Earnings per share increased from $1.20 a year ago to $1.35. Net sales were down 9% to $1.483 billion from $1.633 billion. 

“We are pleased to deliver a good second quarter that reflects the overall positive trajectory of our business,” said Ilene Gordon, chairman, president and chief executive officer. “Volumes were up in all four regions. North America, Asia Pacific and EMEA delivered strong operating income results. In South America, operating income improved in Brazil and Colombia but was offset by anticipated year-over-year declines in Argentina. 

“Today, we have also entered into an accelerated share repurchase agreement. This serves two purposes. First, we believe it is appropriate to return additional cash to shareholders even as we continue to look for strategic acquisitions. These actions support our strategy to deploy cash in shareholder friendly ways. Second, we will benefit from the EPS accretion this year and next.”

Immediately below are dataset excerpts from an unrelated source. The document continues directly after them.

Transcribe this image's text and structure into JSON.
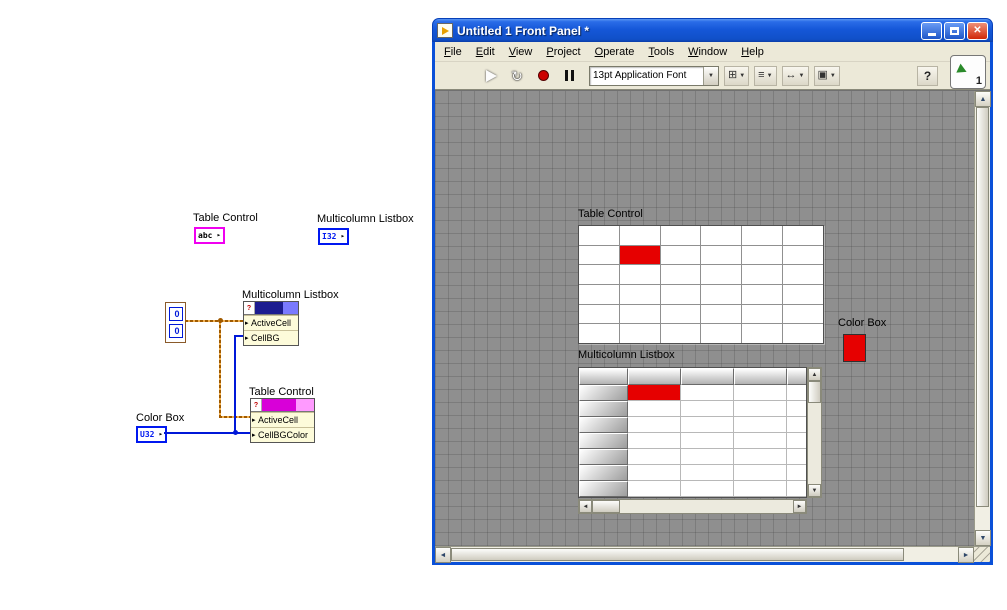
{
  "colors": {
    "red": "#e60000",
    "wire_cluster": "#a05a00",
    "wire_blue": "#0018d8",
    "terminal_pink": "#f000f0",
    "terminal_blue": "#0018f0",
    "node1_ribbon": [
      "#1c1c90",
      "#7a7aff"
    ],
    "node2_ribbon": [
      "#d800d8",
      "#ff9aff"
    ]
  },
  "window": {
    "title": "Untitled 1 Front Panel *",
    "menu": [
      "File",
      "Edit",
      "View",
      "Project",
      "Operate",
      "Tools",
      "Window",
      "Help"
    ],
    "toolbar": {
      "font_selector": "13pt Application Font",
      "help": "?",
      "badge": "1"
    }
  },
  "front_panel": {
    "table": {
      "label": "Table Control",
      "rows": 6,
      "cols": 6,
      "red_cell": {
        "row": 1,
        "col": 1
      }
    },
    "color_box": {
      "label": "Color Box"
    },
    "listbox": {
      "label": "Multicolumn Listbox",
      "rows": 7,
      "cols": 4,
      "red_cell": {
        "row": 0,
        "col": 0
      }
    }
  },
  "block_diagram": {
    "table_terminal": {
      "label": "Table Control",
      "text": "abc"
    },
    "listbox_terminal": {
      "label": "Multicolumn Listbox",
      "text": "I32"
    },
    "color_terminal": {
      "label": "Color Box",
      "text": "U32"
    },
    "cluster_constant": {
      "values": [
        "0",
        "0"
      ]
    },
    "property_nodes": [
      {
        "label": "Multicolumn Listbox",
        "rows": [
          "ActiveCell",
          "CellBG"
        ]
      },
      {
        "label": "Table Control",
        "rows": [
          "ActiveCell",
          "CellBGColor"
        ]
      }
    ]
  }
}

Under the terms of the ASR, Ingredion has agreed to repurchase $300 million of its common stock from JPMorgan, in total, with an initial delivery of approximately 3.1 million shares, representing 80% of the shares anticipated to be repurchased based on current market prices. 

The final number of shares will be based on the volume-weighted average price, less a discount, of common stock during the term of the transaction, which is expected to be completed no later than the end of the fourth quarter of 2014.

2014 EPS is expected to be in a range of $5.40 to $5.70 compared to $5.05 in 2013, Ingredion said. The guidance anticipates continued cost pressures in Argentina and softness in the Brazilian economy; ongoing strong performance in Mexico; and an effective tax rate of 27% to 28%. 

In-line with previous guidance, operating income in Asia Pacific and Europe, the Middle East and Africa is expected to be up, while North American operating income is expected to be flat to slightly up. South America is now expected to be slightly down. As a result of lower input costs, sales are expected to drop significantly for the total company.